I first asked about this on HoL 4 years ago (see here) but the discussion petered out - understandable really since back then 100% EVs were much less common than they are now.
well it's going to involve the council to some degree, as it is street works and planning permission.
I don’t see the problem, cable is being installed everywhere. I’d assume that must need some permission of some kind. And back in the day so did every individual satellite dish, I think Maggie just allowed a free for all and here we are dishes everywhere.
Cable electrical, Openreach, Virgin et al are under the utilities bracket. They still have to put in planning permission if they want to put in a street cabinet. Any excavation of their ducting or replacement of jointing chambers must be carried out to a defined standard. The local council is responsible for enforcing this as they are for scheduling any non emergency streetworks so that traffic management can happen.

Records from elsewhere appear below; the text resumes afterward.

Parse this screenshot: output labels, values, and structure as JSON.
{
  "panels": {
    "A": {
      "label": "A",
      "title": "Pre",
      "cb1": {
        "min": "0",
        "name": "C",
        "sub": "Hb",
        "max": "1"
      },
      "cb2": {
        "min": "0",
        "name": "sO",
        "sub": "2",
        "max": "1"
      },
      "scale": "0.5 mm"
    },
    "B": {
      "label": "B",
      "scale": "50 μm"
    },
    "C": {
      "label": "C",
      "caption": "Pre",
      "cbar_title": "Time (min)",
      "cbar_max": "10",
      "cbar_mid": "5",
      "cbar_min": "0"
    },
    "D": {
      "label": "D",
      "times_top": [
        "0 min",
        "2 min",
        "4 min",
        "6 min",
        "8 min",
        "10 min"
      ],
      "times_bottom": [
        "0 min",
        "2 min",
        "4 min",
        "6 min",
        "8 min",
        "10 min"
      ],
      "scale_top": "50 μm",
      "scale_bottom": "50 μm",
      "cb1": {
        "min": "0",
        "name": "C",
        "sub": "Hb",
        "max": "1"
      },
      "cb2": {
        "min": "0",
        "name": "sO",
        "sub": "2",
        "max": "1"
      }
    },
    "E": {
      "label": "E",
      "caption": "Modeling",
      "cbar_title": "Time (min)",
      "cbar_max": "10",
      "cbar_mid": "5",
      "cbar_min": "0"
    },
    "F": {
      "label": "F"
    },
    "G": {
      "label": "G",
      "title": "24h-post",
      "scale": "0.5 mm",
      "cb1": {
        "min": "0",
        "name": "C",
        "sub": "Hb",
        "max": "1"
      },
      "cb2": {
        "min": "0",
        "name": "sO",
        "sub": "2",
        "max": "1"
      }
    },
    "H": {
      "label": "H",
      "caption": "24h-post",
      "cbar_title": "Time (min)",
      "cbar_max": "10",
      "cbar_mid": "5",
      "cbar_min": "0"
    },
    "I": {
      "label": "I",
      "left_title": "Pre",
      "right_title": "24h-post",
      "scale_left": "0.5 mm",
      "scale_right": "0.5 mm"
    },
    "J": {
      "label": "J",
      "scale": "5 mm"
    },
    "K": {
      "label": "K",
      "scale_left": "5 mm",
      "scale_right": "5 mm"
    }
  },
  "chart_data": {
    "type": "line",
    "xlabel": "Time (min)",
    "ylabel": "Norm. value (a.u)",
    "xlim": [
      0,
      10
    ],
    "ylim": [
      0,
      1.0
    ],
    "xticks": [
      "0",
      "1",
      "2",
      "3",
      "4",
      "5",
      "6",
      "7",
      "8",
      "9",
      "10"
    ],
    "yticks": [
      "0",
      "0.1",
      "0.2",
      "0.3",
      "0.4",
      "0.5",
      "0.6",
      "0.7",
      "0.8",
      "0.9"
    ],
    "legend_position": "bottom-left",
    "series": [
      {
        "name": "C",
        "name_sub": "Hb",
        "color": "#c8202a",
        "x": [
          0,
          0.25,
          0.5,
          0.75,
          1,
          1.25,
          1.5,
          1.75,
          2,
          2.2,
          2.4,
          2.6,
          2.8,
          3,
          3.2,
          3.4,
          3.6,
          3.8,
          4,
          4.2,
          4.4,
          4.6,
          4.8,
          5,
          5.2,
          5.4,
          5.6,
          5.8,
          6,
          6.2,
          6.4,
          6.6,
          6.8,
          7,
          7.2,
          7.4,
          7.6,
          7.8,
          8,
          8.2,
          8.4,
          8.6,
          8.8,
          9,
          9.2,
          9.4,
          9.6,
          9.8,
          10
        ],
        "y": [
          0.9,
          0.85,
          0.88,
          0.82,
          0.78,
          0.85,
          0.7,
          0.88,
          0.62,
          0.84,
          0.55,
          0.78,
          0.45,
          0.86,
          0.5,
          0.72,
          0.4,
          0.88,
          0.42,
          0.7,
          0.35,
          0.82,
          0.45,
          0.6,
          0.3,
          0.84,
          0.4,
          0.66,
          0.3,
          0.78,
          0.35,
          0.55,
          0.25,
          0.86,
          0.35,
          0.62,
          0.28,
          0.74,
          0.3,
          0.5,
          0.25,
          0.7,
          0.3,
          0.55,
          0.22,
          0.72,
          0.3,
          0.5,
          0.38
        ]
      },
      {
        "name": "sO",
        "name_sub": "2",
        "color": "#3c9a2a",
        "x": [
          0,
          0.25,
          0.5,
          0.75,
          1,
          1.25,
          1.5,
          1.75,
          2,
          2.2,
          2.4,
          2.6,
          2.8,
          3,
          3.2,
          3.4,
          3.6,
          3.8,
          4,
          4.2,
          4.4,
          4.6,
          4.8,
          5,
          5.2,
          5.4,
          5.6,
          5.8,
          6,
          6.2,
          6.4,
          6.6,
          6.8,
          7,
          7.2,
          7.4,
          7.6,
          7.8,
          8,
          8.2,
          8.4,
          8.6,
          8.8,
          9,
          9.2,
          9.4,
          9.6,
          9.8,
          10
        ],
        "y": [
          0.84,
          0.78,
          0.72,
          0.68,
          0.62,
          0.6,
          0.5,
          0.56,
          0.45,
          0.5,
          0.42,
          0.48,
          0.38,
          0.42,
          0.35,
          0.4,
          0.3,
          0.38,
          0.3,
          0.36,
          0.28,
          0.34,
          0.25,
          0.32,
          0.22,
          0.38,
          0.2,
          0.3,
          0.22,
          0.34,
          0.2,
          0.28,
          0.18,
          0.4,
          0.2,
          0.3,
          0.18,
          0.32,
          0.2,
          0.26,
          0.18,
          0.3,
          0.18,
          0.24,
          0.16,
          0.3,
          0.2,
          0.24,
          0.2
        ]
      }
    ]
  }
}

If the government has outlawed petrol and diesel vehicles, then it’s incumbent on them (or local authorities) to provide infrastructure for electric charging points or economic incentives for private companies to do so, though obviously the electricity supply would be chargeable to customers. Plenty of other local authorities have already gone down the lamp-post charging point route, but Haringey has shown no commitment to anything that would spread the burden more equably between residents and the council, preferring instead to make life harder by creating LTNs but without planning effective alternatives to the hated four wheels.
The problem here is the electrical power infrastructure required to provide multiple charging points on every street just isn't there. Much of Harringay was electrified in the 1920's & 1930's when a 10kW (kilowatt) load was considered more than any normal household would ever need back then, when electricity was used mainly for lighting. But with 22kW and even 100 kW chargers being demanded by by EV drivers, that means the street cabling has to support between 2 and 10 extra houses worth of load (by 1930's standards) for every charger installed. If that capacity isn't there then the chargers can't be installed unless a major upgrade of street cabling and local substations is carried out first.
The UK power industry is well aware there's no way Britain's power distribution infrastucture can support a wholesale shift to pure EVs and they want to know who is going to pay for it to be upgraded. It's all every well talking about lots of windfarms and other renewables - the problem is connecting the consumers to these power sources.